Denel in hot water with Treasury
29 August 2016
Treasury has allegedly issued legal letters to Denel, demanding that it scrap the much maligned joint venture between Denel Asia and Gupta-linked VR Lazer Asia. According to reports, Treasury is ready to go to court to stop this deal.
The DA welcomes this positive move by Treasury to bring this venture to a close and act accordingly. I will be writing to the Chairperson of the Portfolio Committee on Public Enterprises to request a combined meeting between Treasury, Denel and the Department of Public Enterprises to get to bottom of this joint venture once and for all.
For too long, this issue has dragged on and on without a resolution. It began in December last year, when Denel formed this venture with a Gupta-linked firm without permission from Treasury and the Minister of Public Enterprises, as is required by the Public Financial Management Act (PFMA).

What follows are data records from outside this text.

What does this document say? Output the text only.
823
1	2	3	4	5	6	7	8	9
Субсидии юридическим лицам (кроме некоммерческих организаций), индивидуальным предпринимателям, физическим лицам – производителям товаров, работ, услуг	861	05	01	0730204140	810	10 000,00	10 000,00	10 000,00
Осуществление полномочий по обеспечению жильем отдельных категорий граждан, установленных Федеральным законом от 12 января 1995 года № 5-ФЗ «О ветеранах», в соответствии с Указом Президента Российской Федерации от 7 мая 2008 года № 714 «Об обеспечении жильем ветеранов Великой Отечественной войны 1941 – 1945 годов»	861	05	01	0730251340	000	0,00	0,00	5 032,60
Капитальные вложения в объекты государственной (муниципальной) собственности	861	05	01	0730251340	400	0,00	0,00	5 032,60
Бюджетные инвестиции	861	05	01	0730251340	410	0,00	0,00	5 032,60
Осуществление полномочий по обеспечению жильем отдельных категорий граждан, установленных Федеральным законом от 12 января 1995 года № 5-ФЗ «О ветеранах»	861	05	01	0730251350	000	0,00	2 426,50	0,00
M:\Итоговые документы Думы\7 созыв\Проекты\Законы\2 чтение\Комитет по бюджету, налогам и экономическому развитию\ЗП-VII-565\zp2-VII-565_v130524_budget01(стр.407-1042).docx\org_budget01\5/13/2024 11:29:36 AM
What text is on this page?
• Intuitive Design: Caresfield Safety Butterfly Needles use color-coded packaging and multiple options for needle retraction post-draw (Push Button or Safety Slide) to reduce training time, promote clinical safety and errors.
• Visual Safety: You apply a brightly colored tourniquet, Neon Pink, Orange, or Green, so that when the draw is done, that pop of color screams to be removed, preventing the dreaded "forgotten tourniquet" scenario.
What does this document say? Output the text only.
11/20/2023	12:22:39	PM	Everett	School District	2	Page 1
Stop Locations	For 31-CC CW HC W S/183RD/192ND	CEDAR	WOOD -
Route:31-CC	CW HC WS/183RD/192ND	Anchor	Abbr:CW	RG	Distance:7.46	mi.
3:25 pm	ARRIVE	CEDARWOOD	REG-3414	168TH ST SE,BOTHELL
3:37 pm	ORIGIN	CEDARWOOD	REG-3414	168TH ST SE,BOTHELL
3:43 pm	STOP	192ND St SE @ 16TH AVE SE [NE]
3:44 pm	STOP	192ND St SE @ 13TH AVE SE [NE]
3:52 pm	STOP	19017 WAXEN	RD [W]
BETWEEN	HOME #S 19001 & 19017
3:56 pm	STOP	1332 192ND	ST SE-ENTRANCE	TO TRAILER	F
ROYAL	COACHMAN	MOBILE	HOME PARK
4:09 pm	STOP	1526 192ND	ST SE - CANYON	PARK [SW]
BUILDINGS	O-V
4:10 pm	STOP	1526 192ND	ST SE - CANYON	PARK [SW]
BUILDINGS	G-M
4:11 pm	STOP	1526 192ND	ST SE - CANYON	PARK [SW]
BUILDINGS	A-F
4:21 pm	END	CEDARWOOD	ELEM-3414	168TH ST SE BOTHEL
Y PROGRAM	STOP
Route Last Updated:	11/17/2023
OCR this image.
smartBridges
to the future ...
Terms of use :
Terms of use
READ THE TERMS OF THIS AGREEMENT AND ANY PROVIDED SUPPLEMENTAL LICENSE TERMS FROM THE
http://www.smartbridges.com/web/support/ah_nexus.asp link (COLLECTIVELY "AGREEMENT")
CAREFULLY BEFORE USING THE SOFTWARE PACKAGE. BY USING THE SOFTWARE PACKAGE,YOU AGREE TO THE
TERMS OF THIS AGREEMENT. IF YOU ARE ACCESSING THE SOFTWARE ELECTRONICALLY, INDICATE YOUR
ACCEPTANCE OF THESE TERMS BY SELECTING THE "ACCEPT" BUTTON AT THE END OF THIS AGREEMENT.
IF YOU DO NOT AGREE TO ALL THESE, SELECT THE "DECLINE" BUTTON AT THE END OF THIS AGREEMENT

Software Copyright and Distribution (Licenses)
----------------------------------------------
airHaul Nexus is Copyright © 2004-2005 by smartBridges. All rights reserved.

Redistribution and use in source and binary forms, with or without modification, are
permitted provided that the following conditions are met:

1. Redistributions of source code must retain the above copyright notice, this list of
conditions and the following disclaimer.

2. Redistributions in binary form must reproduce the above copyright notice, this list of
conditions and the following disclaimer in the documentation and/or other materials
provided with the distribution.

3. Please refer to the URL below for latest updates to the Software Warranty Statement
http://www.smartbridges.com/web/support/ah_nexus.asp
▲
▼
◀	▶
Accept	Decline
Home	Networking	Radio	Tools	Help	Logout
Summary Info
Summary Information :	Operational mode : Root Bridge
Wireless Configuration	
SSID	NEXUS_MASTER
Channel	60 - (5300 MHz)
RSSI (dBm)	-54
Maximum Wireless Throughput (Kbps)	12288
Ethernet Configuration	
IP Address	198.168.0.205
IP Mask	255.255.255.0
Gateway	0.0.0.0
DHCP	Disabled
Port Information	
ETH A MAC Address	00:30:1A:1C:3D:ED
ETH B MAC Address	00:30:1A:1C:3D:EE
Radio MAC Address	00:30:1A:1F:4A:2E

It simply cannot be ignored that VR Lazer SA is 64.9% owned by a Gupta business partner, Mr Salim Essa, and partially owned (25.1%) by a company, Westdawn Investments, whose majority shareholders are Duduzane Zuma and Rajesh Gupta. Or the fact that VR Lazer Asia is 100% owned by Mr Salim Essa. It also cannot be ignored that VR Lazer Asia has no footprint or expertise in the Asian market. This joint venture therefore makes no strategic sense.